NOTE , if you have a stupid OS like ubuntu you will need to change /etc/security/limits.d/efa.conf

NOTE , if you use a stupid init like systemd you may need to change /etc/systemd/user.conf && system.conf

then run sysctl and log back in for the changes to take effect.

sysctl -p

intall all software required.

sudo apt-get install postgresql sudo apt-get install apache2 sudo apt-get install git sudo apt-get install nodejs sudo apt-get install xfsprogs sudo apt-get install g++ sudo apt-get install build-essential sudo apt-get install libpqxx-dev sudo apt-get install libasio-dev sudo apt-get install rapidjson-dev sudo apt-get install screen sudo apt-get install npm sudo apt-get install python3-pip

setup the ssd

find the UUID

ls -l /dev/disk/by-uuid/

add an entry like this replacing the correct UUID

echo 'UUID=9c811e51-9e6e-441c-8508-80791411c468 /nvme xfs defaults 0 2' >> /etc/fstab

add the mountpoint, filesystem and mount it.

sudo mkdir /nvme sudo mkfs.xfs /dev/nvme0n1 sudo mount /nvme

make our directories and add the correct ownership and permissions

sudo mkdir /nvme/index sudo chown compdeep:compdeep /nvme/index sudo chmod 755 /nvme/index

sudo mkdir -p /nvme/postgresql/11/main/ sudo chown -R postgres:postgres /nvme/postgresql sudo chmod -R 755 /nvme/postgresql

pull the repo and cd into it

git clone https://github.com/cormacguerin/lepton.git cd lepton

create the index symlink

ln -s /nvme/index/ index

INSTALL NODE JS LIBS

npm install

BUILD WEBSITE

Install the website nodejs libs and build the website

cd vue-app

Now edit src/main.js

and change the Vue.prototype.$SERVER_URI

Vue.prototype.$SERVER_URI = 'https://compdeep.customer.com'

npm install npm run build

done go back the lepton dir

cd ..

BUILD SOFTWARE

make

there are two executables

- indexroot (will read the documents from postgres and convert them in a reverse index in the index directory (it's pretty slow))

- serveroot (a server that accepts queries (you can query from nodejs search endpoint))

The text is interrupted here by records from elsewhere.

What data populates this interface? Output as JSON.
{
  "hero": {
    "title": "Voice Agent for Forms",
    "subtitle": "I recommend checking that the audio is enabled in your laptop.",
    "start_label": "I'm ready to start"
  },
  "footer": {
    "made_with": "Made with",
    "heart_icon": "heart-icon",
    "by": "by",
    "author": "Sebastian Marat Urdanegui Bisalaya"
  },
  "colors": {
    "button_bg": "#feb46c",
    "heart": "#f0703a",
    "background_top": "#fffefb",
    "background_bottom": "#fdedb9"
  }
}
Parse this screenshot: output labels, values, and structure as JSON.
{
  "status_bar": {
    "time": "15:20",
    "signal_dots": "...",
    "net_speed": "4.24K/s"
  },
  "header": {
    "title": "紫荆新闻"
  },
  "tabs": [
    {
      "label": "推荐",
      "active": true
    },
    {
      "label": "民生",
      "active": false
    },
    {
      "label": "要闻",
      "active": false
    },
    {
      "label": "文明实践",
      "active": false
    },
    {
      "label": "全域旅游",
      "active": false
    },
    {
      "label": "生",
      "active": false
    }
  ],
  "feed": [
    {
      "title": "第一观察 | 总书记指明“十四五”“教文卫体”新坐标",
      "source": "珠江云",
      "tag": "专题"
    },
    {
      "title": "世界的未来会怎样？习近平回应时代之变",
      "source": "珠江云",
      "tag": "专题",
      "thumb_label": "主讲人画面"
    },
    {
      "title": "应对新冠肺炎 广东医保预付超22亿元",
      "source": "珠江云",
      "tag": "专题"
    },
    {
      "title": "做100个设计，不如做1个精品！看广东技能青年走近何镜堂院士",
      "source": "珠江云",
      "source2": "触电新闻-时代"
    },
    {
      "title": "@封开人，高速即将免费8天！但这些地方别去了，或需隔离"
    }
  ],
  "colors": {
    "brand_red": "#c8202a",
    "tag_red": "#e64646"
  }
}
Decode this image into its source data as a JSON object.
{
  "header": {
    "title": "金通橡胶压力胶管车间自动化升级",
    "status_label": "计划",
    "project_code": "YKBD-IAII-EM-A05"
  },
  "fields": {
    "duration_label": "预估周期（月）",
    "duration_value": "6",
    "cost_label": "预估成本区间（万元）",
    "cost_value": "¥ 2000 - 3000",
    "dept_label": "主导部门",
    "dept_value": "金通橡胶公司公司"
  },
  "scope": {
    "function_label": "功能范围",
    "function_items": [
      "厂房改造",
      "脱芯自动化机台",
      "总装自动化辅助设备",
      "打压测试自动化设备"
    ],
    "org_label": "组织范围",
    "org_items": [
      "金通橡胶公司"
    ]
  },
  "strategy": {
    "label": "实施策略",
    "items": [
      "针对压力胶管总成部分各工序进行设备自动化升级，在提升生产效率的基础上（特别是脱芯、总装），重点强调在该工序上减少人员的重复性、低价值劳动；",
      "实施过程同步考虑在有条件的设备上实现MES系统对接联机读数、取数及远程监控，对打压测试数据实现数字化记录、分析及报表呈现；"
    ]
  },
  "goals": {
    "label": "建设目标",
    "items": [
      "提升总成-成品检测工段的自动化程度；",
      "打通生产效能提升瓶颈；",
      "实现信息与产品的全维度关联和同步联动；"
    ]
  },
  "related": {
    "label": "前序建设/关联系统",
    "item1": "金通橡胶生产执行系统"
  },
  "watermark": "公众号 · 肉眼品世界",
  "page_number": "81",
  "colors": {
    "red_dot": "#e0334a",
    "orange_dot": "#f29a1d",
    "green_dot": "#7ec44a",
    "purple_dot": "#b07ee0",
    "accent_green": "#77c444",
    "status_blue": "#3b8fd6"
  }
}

these are standalone applications that will run, I have yet to create a management script to start and stop them.

for example

screen ./indexroot screen ./serveroot

SETUP DATABASE

sudo su - postgres

configure the database directory.

/usr/lib/postgresql/11/bin/initdb -D /nvme/postgresql/11/main/

create databases and add the schema in the server directory as postgres user

createdb admin createdb index

then run the schemas in server/ for each

cat /home/compdeep/lepton/server/admin_schema.psql |psql -d admin cat /home/compdeep/lepton/server/index_schema.psql |psql -d index

finally set a password for postgres user like this by logging in like this

psql ALTER USER postgres PASSWORD '0fi1hakfpmaac1zmcx9nfa'; \q

It will look something like this

psql (11.7 (Debian 11.7-0+deb10u1))

Type "help" for help.

postgres=# ALTER USER postgres PASSWORD '0fi1hakfpmaac1zmcx9nfa';

ALTER ROLE

postgres=# \q

all done here, exit back to compdeep account

exit

you need to update the password in ./password with whatever is the psql postgres password

echo '0fi1hakfpmaac1zmcx9nfa' > dbpassword

DONE

we are now good to go just fire up nodejs

node lepton.js

EXTRA FOR PRODICTION

we are almost complete at this stage and we can actually run the app now but if we want to serve publically

we need to route the node traffic, I'm using apache reverse proxy to do this in procutions, if you are running locally

you can already skip and just run against 0:3000 in the browser

Apache setup follows for prod, jump into a root shell

sudo su -

a2enmod proxy a2enmod proxy_http a2enmod proxy_ajp a2enmod rewrite a2enmod deflate a2enmod headers a2enmod proxy_balancer a2enmod proxy_connect a2enmod proxy_html

There is a reverse proxy config in /home/YOUR_USER_HOME_DIR/lepton/server/apache2.conf

you can either copy this over in place of default or manually add the differences,

Either way you will need to do some editing of the ip address to get it to work.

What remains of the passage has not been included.